Una Asia Pacific Raising Debt to Acquire Brands
Una is using the latest round of venture capital to acquire brands and scale. The company has a history of acquiring smaller, private brands with annual revenue of $300,000 to $20 million. It raises debt to make the acquisitions and is also offering different team deals to attract sellers.
It buys brands with annual revenue between $300,000 and $20 million
It was said by Lucia Jensen, one of the co-founders at WeLoans that Una Brands is an e-commerce company that acquires brands with annual revenue between $300,000 to $20 million. The company is looking to acquire brands in a variety of categories with low seasonality and strong stock-keeping units. The company plans to expand its operations throughout the Asia Pacific.
Una recently announced it had closed a $40 million seed round. The funding came from investors such as 500 Startups, 468 Capital, and Global Founders Capital. Una’s partners include former CEOs of Lazada and Vestiaire Collective, two of the leading e-commerce platforms in the region. The investment round shows that there is a market for e-commerce brands that can be acquired.
It raises debt financing to buy brands
Una Asia Pacific has announced a new round of debt financing to acquire brands. The company is targeting brands with yearly revenues between $300,000 and $20 million. Una doesn’t specifically target businesses in specific categories, but it does want brands with strong SKUs and low seasonality. The fund will provide up to $3 million per brand, depending on the size of the company.
The new capital will be used to acquire e-commerce outfits in the Asia-Pacific region.

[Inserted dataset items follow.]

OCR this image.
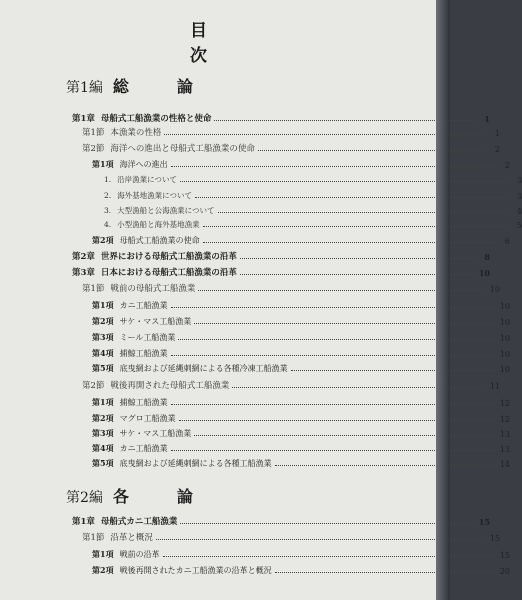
目　次
第1編 総　論
第2編 各　論
第1章 母船式工船漁業の性格と使命	1
第1節 本漁業の性格	1
第2節 海洋への進出と母船式工船漁業の使命	2
第1項 海洋への進出	2
1. 沿岸漁業について	3
2. 海外基地漁業について	3
3. 大型漁船と公海漁業について	4
4. 小型漁船と海外基地漁業	5
第2項 母船式工船漁業の使命	6
第2章 世界における母船式工船漁業の沿革	8
第3章 日本における母船式工船漁業の沿革	10
第1節 戦前の母船式工船漁業	10
第1項 カニ工船漁業	10
第2項 サケ・マス工船漁業	10
第3項 ミール工船漁業	10
第4項 捕鯨工船漁業	10
第5項 底曳網および延縄刺網による各種冷凍工船漁業	10
第2節 戦後再開された母船式工船漁業	11
第1項 捕鯨工船漁業	12
第2項 マグロ工船漁業	12
第3項 サケ・マス工船漁業	13
第4項 カニ工船漁業	13
第5項 底曳網および延縄刺網による各種工船漁業	14
第1章 母船式カニ工船漁業	15
第1節 沿革と概況	15
第1項 戦前の沿革	15
第2項 戦後再開されたカニ工船漁業の沿革と概況	20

The startup is looking for companies with annual revenue between $300,000 and $20 million. The company is open to brands in a variety of categories, and it doesn’t mind working with e-commerce brands in different categories. In addition, Una looks for brands with low seasonality and strong stock keeping units.

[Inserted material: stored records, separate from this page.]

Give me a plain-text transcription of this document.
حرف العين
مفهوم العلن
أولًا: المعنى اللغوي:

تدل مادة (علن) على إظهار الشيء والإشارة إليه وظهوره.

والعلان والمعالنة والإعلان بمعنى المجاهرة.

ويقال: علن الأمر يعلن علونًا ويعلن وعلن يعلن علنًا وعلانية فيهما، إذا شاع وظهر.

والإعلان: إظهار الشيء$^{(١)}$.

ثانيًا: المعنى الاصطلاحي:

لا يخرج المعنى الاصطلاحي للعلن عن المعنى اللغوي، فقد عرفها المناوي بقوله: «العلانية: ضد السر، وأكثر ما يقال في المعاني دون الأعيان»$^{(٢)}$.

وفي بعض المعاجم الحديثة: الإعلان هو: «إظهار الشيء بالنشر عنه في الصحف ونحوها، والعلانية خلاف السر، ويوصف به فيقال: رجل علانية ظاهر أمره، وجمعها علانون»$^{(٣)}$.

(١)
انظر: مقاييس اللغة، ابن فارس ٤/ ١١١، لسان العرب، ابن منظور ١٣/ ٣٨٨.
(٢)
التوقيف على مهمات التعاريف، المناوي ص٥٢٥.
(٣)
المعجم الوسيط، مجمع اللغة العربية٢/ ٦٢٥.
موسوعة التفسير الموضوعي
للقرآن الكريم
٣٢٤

It offers different team deals to appeal to potential sellers
Amazon roll-up startups are tapping into the FBA brand flipping trend. Una is one such startup that offers different team deals to potential sellers. For example, Una can acquire 100% of your brand and offer you profit-sharing models. The sellers get a lump-sum payment for the majority of the business up-front, and then they collect more money as Una scales the brand. The startup will also continue working with sellers for three to six months after selling their brand.